Plus théâtrale, plus rétro, l'adaptation tirée de La chair de l'orchidée, par Patrice Chéreau, metteur en scène de théâtre qui fait ses premiers pas au cinéma avec maîtrise mais trop d'emphase, n'a pas tenu ses promesses malgré la présence de Charlotte Rampling et de l'inquiétant François Simon.

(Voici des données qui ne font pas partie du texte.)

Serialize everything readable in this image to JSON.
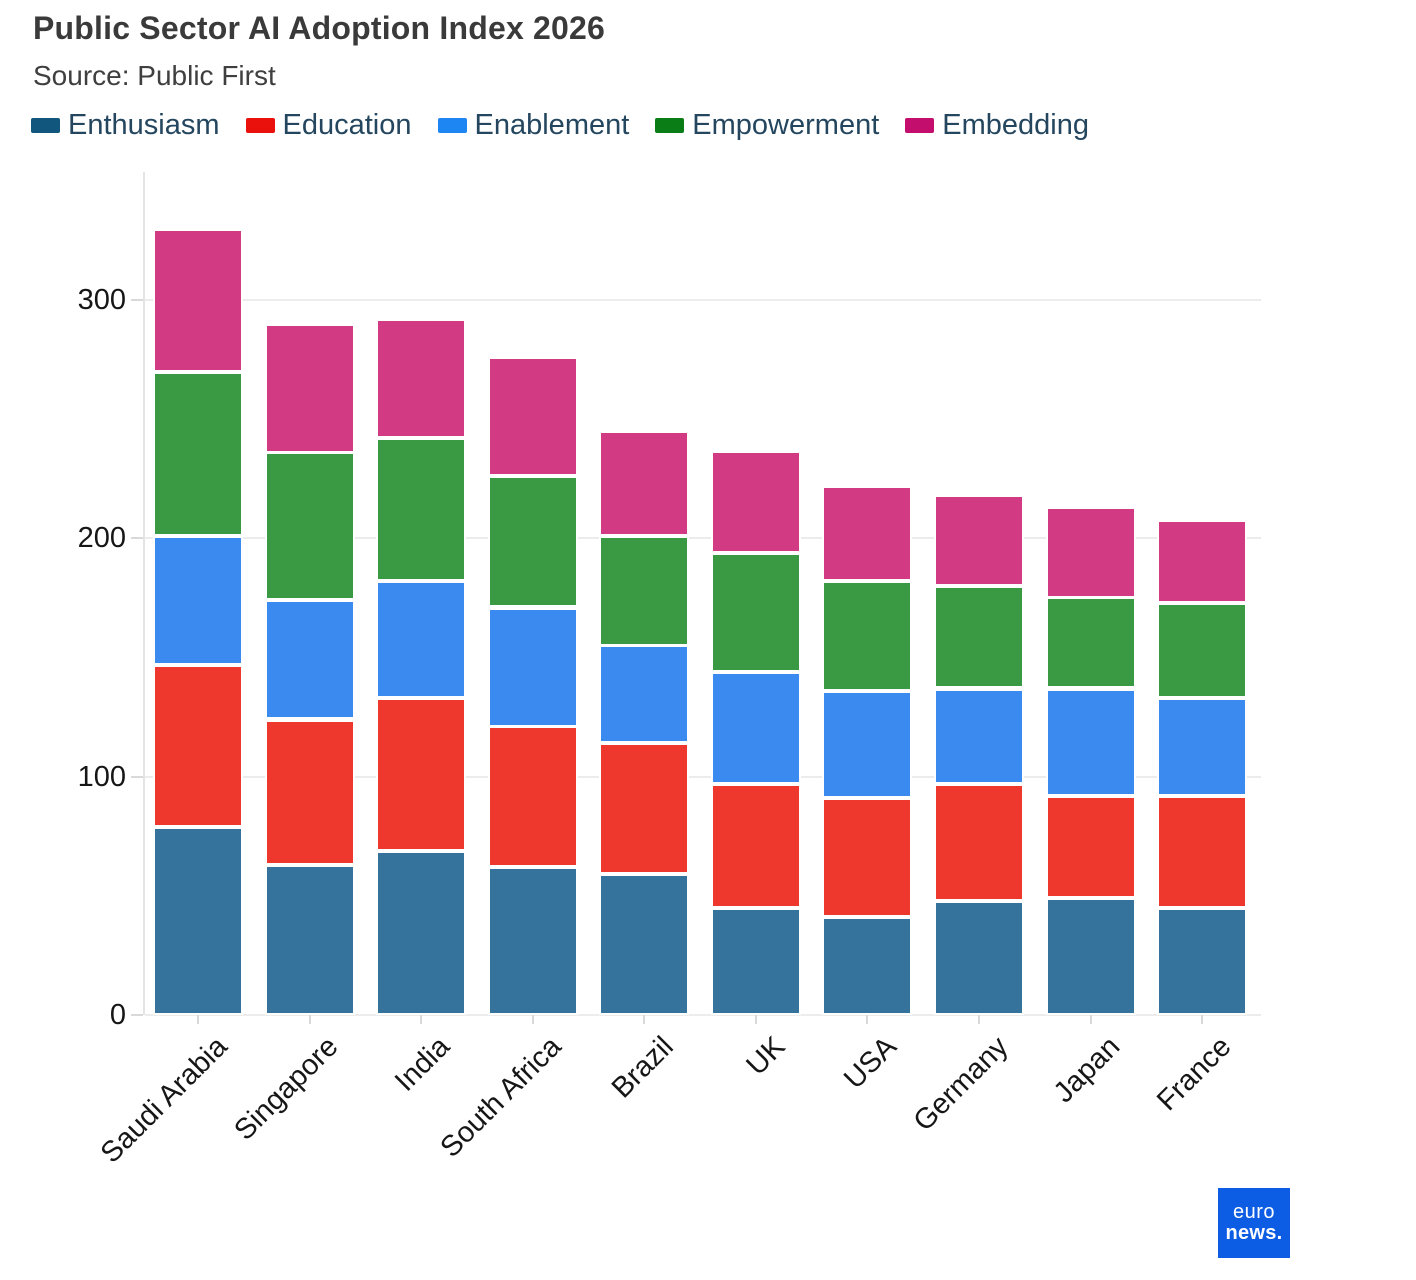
{
  "title": "Public Sector AI Adoption Index 2026",
  "source": "Source: Public First",
  "branding": {
    "line1": "euro",
    "line2": "news.",
    "bg_color": "#0c5de4"
  },
  "chart_data": {
    "type": "bar",
    "stacked": true,
    "title": "Public Sector AI Adoption Index 2026",
    "xlabel": "",
    "ylabel": "",
    "yticks": [
      0,
      100,
      200,
      300
    ],
    "ylim": [
      0,
      353
    ],
    "grid": true,
    "legend_position": "top",
    "categories": [
      "Saudi Arabia",
      "Singapore",
      "India",
      "South Africa",
      "Brazil",
      "UK",
      "USA",
      "Germany",
      "Japan",
      "France"
    ],
    "series": [
      {
        "name": "Enthusiasm",
        "legend_color": "#11567d",
        "bar_color": "#36739c",
        "values": [
          79,
          63,
          69,
          62,
          59,
          45,
          41,
          48,
          49,
          45
        ]
      },
      {
        "name": "Education",
        "legend_color": "#ea100c",
        "bar_color": "#ee382e",
        "values": [
          68,
          61,
          64,
          59,
          55,
          52,
          50,
          49,
          43,
          47
        ]
      },
      {
        "name": "Enablement",
        "legend_color": "#1e86f2",
        "bar_color": "#3b8af0",
        "values": [
          54,
          50,
          49,
          50,
          41,
          47,
          45,
          40,
          45,
          41
        ]
      },
      {
        "name": "Empowerment",
        "legend_color": "#0a7d16",
        "bar_color": "#3a9a44",
        "values": [
          69,
          62,
          60,
          55,
          46,
          50,
          46,
          43,
          38,
          40
        ]
      },
      {
        "name": "Embedding",
        "legend_color": "#c40e6d",
        "bar_color": "#d23a83",
        "values": [
          60,
          54,
          50,
          50,
          44,
          43,
          40,
          38,
          38,
          35
        ]
      }
    ],
    "totals": [
      330,
      290,
      292,
      276,
      245,
      237,
      222,
      218,
      213,
      208
    ]
  }
}
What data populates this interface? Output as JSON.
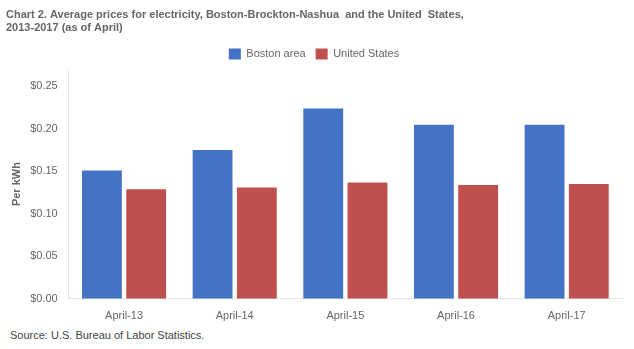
{
  "chart_data": {
    "type": "bar",
    "title": [
      "Chart 2. Average prices for electricity, Boston-Brockton-Nashua  and the United  States,",
      "2013-2017 (as of April)"
    ],
    "ylabel": "Per kWh",
    "categories": [
      "April-13",
      "April-14",
      "April-15",
      "April-16",
      "April-17"
    ],
    "series": [
      {
        "name": "Boston area",
        "color": "#4472C4",
        "values": [
          0.151,
          0.175,
          0.224,
          0.205,
          0.205
        ]
      },
      {
        "name": "United States",
        "color": "#C0504D",
        "values": [
          0.129,
          0.131,
          0.137,
          0.134,
          0.135
        ]
      }
    ],
    "ylim": [
      0,
      0.27
    ],
    "yticks": [
      {
        "value": 0.0,
        "label": "$0.00"
      },
      {
        "value": 0.05,
        "label": "$0.05"
      },
      {
        "value": 0.1,
        "label": "$0.10"
      },
      {
        "value": 0.15,
        "label": "$0.15"
      },
      {
        "value": 0.2,
        "label": "$0.20"
      },
      {
        "value": 0.25,
        "label": "$0.25"
      }
    ],
    "annotations": [
      "Source: U.S. Bureau of Labor Statistics."
    ],
    "grid": false,
    "legend": "top"
  }
}
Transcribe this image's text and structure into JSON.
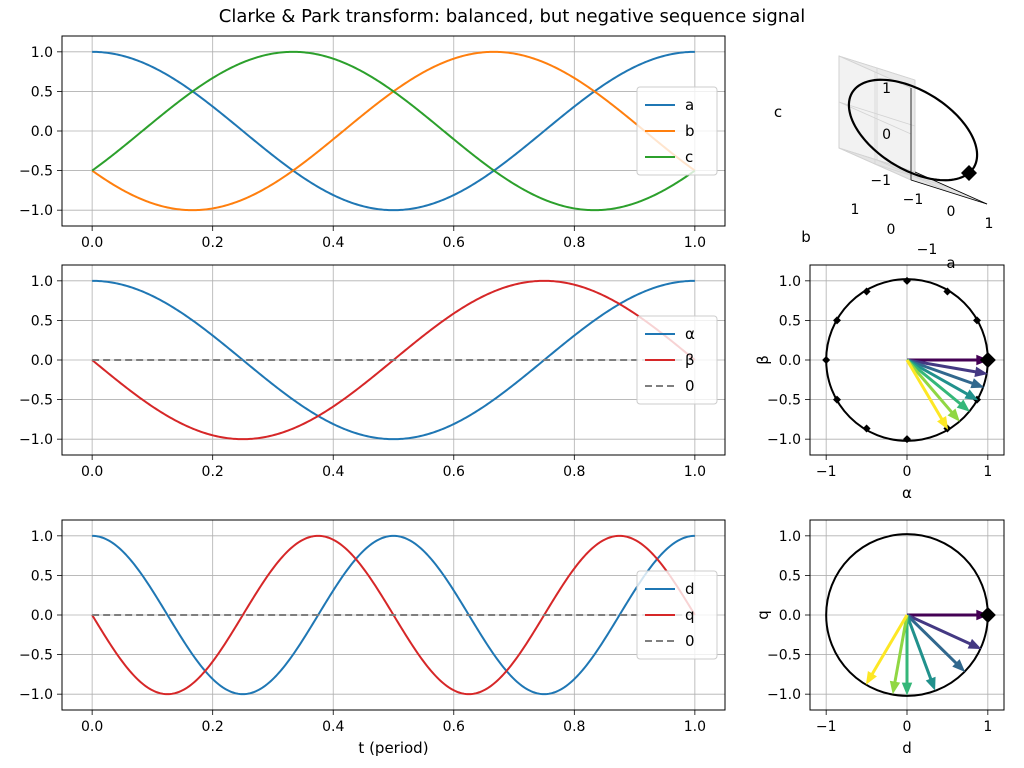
{
  "figure": {
    "title": "Clarke & Park transform: balanced, but negative sequence signal",
    "background": "#ffffff"
  },
  "colors": {
    "blue": "#1f77b4",
    "orange": "#ff7f0e",
    "green": "#2ca02c",
    "red": "#d62728",
    "gray": "#7f7f7f",
    "black": "#000000",
    "grid": "#b0b0b0"
  },
  "chart_data": [
    {
      "id": "abc-time",
      "type": "line",
      "title": "",
      "xlabel": "",
      "ylabel": "",
      "xlim": [
        -0.05,
        1.05
      ],
      "ylim": [
        -1.2,
        1.2
      ],
      "xticks": [
        0.0,
        0.2,
        0.4,
        0.6,
        0.8,
        1.0
      ],
      "xtick_labels": [
        "0.0",
        "0.2",
        "0.4",
        "0.6",
        "0.8",
        "1.0"
      ],
      "yticks": [
        1.0,
        0.5,
        0.0,
        -0.5,
        -1.0
      ],
      "ytick_labels": [
        "1.0",
        "0.5",
        "0.0",
        "−0.5",
        "−1.0"
      ],
      "grid": true,
      "legend": "center-right",
      "series": [
        {
          "name": "a",
          "fn": "cos",
          "phase_deg": 0,
          "color": "#1f77b4"
        },
        {
          "name": "b",
          "fn": "cos",
          "phase_deg": 120,
          "color": "#ff7f0e"
        },
        {
          "name": "c",
          "fn": "cos",
          "phase_deg": -120,
          "color": "#2ca02c"
        }
      ]
    },
    {
      "id": "abc-3d",
      "type": "scatter",
      "title": "",
      "xlabel": "a",
      "ylabel": "b",
      "zlabel": "c",
      "xlim": [
        -1,
        1
      ],
      "ylim": [
        -1,
        1
      ],
      "zlim": [
        -1,
        1
      ],
      "xtick_labels": [
        "−1",
        "0",
        "1"
      ],
      "ytick_labels": [
        "−1",
        "0",
        "1"
      ],
      "ztick_labels": [
        "−1",
        "0",
        "1"
      ],
      "marker_point": [
        1.0,
        -0.5,
        -0.5
      ]
    },
    {
      "id": "alphabeta-time",
      "type": "line",
      "title": "",
      "xlabel": "",
      "ylabel": "",
      "xlim": [
        -0.05,
        1.05
      ],
      "ylim": [
        -1.2,
        1.2
      ],
      "xticks": [
        0.0,
        0.2,
        0.4,
        0.6,
        0.8,
        1.0
      ],
      "xtick_labels": [
        "0.0",
        "0.2",
        "0.4",
        "0.6",
        "0.8",
        "1.0"
      ],
      "yticks": [
        1.0,
        0.5,
        0.0,
        -0.5,
        -1.0
      ],
      "ytick_labels": [
        "1.0",
        "0.5",
        "0.0",
        "−0.5",
        "−1.0"
      ],
      "grid": true,
      "legend": "center-right",
      "series": [
        {
          "name": "α",
          "fn": "cos",
          "freq": 1,
          "color": "#1f77b4"
        },
        {
          "name": "β",
          "fn": "-sin",
          "freq": 1,
          "color": "#d62728"
        },
        {
          "name": "0",
          "fn": "zero",
          "color": "#7f7f7f",
          "dashed": true
        }
      ]
    },
    {
      "id": "alphabeta-plane",
      "type": "scatter",
      "title": "",
      "xlabel": "α",
      "ylabel": "β",
      "xlim": [
        -1.2,
        1.2
      ],
      "ylim": [
        -1.2,
        1.2
      ],
      "xticks": [
        -1,
        0,
        1
      ],
      "xtick_labels": [
        "−1",
        "0",
        "1"
      ],
      "yticks": [
        1.0,
        0.5,
        0.0,
        -0.5,
        -1.0
      ],
      "ytick_labels": [
        "1.0",
        "0.5",
        "0.0",
        "−0.5",
        "−1.0"
      ],
      "grid": true,
      "circle_radius": 1,
      "markers_deg": [
        0,
        30,
        60,
        90,
        120,
        150,
        180,
        210,
        240,
        270,
        300,
        330
      ],
      "highlight_point": [
        1,
        0
      ],
      "arrows_deg": [
        0,
        -10,
        -20,
        -30,
        -40,
        -50,
        -60
      ],
      "arrow_colors": [
        "#440154",
        "#443983",
        "#31688e",
        "#21918c",
        "#35b779",
        "#90d743",
        "#fde725"
      ]
    },
    {
      "id": "dq-time",
      "type": "line",
      "title": "",
      "xlabel": "t (period)",
      "ylabel": "",
      "xlim": [
        -0.05,
        1.05
      ],
      "ylim": [
        -1.2,
        1.2
      ],
      "xticks": [
        0.0,
        0.2,
        0.4,
        0.6,
        0.8,
        1.0
      ],
      "xtick_labels": [
        "0.0",
        "0.2",
        "0.4",
        "0.6",
        "0.8",
        "1.0"
      ],
      "yticks": [
        1.0,
        0.5,
        0.0,
        -0.5,
        -1.0
      ],
      "ytick_labels": [
        "1.0",
        "0.5",
        "0.0",
        "−0.5",
        "−1.0"
      ],
      "grid": true,
      "legend": "center-right",
      "series": [
        {
          "name": "d",
          "fn": "cos",
          "freq": 2,
          "color": "#1f77b4"
        },
        {
          "name": "q",
          "fn": "-sin",
          "freq": 2,
          "color": "#d62728"
        },
        {
          "name": "0",
          "fn": "zero",
          "color": "#7f7f7f",
          "dashed": true
        }
      ]
    },
    {
      "id": "dq-plane",
      "type": "scatter",
      "title": "",
      "xlabel": "d",
      "ylabel": "q",
      "xlim": [
        -1.2,
        1.2
      ],
      "ylim": [
        -1.2,
        1.2
      ],
      "xticks": [
        -1,
        0,
        1
      ],
      "xtick_labels": [
        "−1",
        "0",
        "1"
      ],
      "yticks": [
        1.0,
        0.5,
        0.0,
        -0.5,
        -1.0
      ],
      "ytick_labels": [
        "1.0",
        "0.5",
        "0.0",
        "−0.5",
        "−1.0"
      ],
      "grid": true,
      "circle_radius": 1,
      "highlight_point": [
        1,
        0
      ],
      "arrows_deg": [
        0,
        -25,
        -45,
        -70,
        -90,
        -100,
        -120
      ],
      "arrow_colors": [
        "#440154",
        "#443983",
        "#31688e",
        "#21918c",
        "#35b779",
        "#90d743",
        "#fde725"
      ]
    }
  ]
}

Violence encore, sordide cette fois, dans l'un des films les plus marquants de l'année, L'important c'est d'aimer, d'André Zulawski. Un film vénéneux et superbe, que l'on rejette ou que l'on adore, centré autour d'un personnage de comédienne ratée qu'interprète admirablement Romy Schneider, épouse dans le film d'un étonnant et pathétique Jacques Dutronc. Violence enfin, mais cette fois raciste, dans le film d'Yves Boisset Dupont Lajoie, qui démontre comment Monsieur Français-Moyen, remarquablement incarné par Jean Carmet, peut devenir le plus enragé des meneurs de ratonnades.

Engagés

Les grands problèmes politiques et sociaux sont, dit-on, rarement traités par le cinéma français. Cette année pourtant, outre Boisset, Costa-Gavras a posé dans Section spéciale, inspiré d'un épisode réel de l'histoire de Vichy, le problème des rapports de la justice et du pouvoir au nom de la raison d'État. Film controversé, sans doute trop schématique, film courageux cependant. L'époque noire de l'Occupation a également inspiré le film grave et beau de Michel Mitrani, Les guichets du Louvre, injustement boudé par le public, et La brigade de René Gilson, qui fait revivre un épisode de la Résistance. Enfin, le document de Marc Hillel et Clarissa Henry, Au nom de la race, rappelle à tous ceux qui pourraient encore dire « Hitler, connais pas », les atrocités commises par les nazis pour purifier les populations. Sur un point d'histoire plus ancien, mais traitant du même problème de l'antisémitisme, un film-dossier de Jean Chérasse sur Dreyfus, bien que décevant, suscite d'utiles débats.